Yesterday, the Nigerian naira saw an uptick in value, appreciating to N1,350 per dollar in the parallel market from N1,430 per dollar on Monday. Similarly, within the Nigerian Foreign Exchange Market (NAFEM), the naira strengthened to N1,382.95 per dollar. Data sourced from FMDQ revealed a decline in the indicative exchange rate for NAFEM to N1,382.95 per dollar from N1,408.04 per dollar the previous Monday, marking a N25.09 appreciation for the naira.
Consequently, the disparity between the parallel market rate and NAFEM widened to N32.95 per dollar from N21.96 per dollar recorded on Monday. Over the past month, the Nigerian naira has demonstrated significant resilience, surging by 18.28 percent to N1,408.04 on Monday, from its low of N1,665.50 on February 23, 2024, according to data compiled from the FMDQ Securities Exchange.

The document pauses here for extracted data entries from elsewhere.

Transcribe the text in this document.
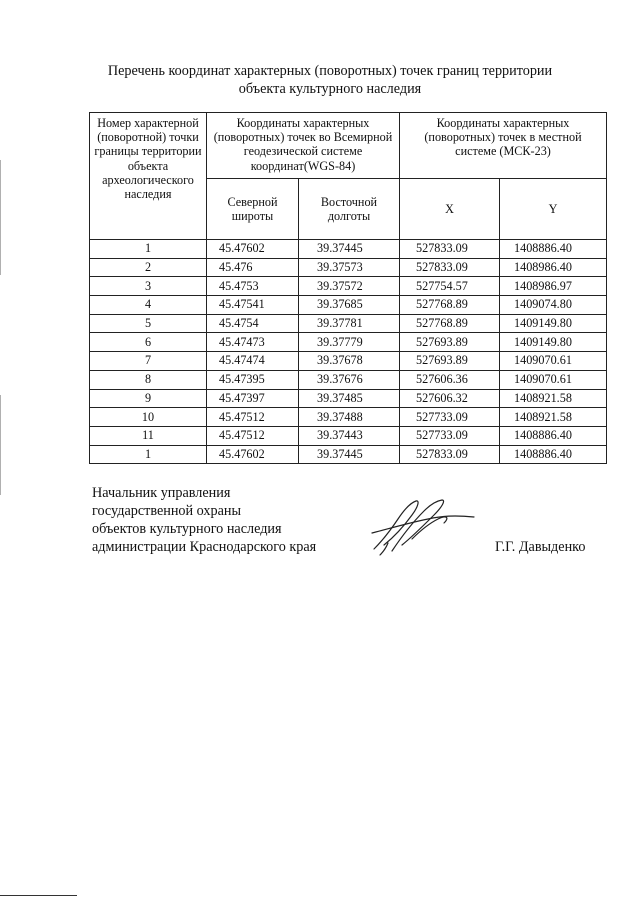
Перечень координат характерных (поворотных) точек границ территории
объекта культурного наследия
Номер характерной (поворотной) точки границы территории объекта археологического наследия	Координаты характерных (поворотных) точек во Всемирной геодезической системе координат(WGS-84)		Координаты характерных (поворотных) точек в местной системе (МСК-23)	
	Северной широты	Восточной долготы	X	Y
1	45.47602	39.37445	527833.09	1408886.40
2	45.476	39.37573	527833.09	1408986.40
3	45.4753	39.37572	527754.57	1408986.97
4	45.47541	39.37685	527768.89	1409074.80
5	45.4754	39.37781	527768.89	1409149.80
6	45.47473	39.37779	527693.89	1409149.80
7	45.47474	39.37678	527693.89	1409070.61
8	45.47395	39.37676	527606.36	1409070.61
9	45.47397	39.37485	527606.32	1408921.58
10	45.47512	39.37488	527733.09	1408921.58
11	45.47512	39.37443	527733.09	1408886.40
1	45.47602	39.37445	527833.09	1408886.40
Начальник управления
государственной охраны
объектов культурного наследия
администрации Краснодарского края	Г.Г. Давыденко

This recent positive trend in the naira’s performance against the dollar can be attributed to foreign exchange reforms spearheaded by the Central Bank of Nigeria (CBN). Key reforms include the consolidation of exchange rate windows, liberalization of the FX market, resolution of FX backlog obligations for banks and airlines, implementation of a Price Verification System (PVS), imposition of limits on banks’ Net Open Position, removal of the daily cap on remunerable Standing Deposit Facility (SDF) to N2 billion, and restructuring of the Bureau De Change (BDC) segment.
Additional measures aimed at fostering a conducive market environment include the elimination of margin limits for International Money Transfer Operator (IMTO) remittances, the introduction of a two-way quote system, and comprehensive reforms within the BDC segment to enhance stability, transparency, supply, and price discovery in the Nigeria Autonomous Foreign Exchange Market.
The CBN also intervened by selling dollars to Bureau De Change (BDC) Operators at a rate of N1,251, as outlined in a circular issued by the CBN. BDCs were directed to sell to eligible customers at a rate not exceeding 1.5 percent above the purchase price.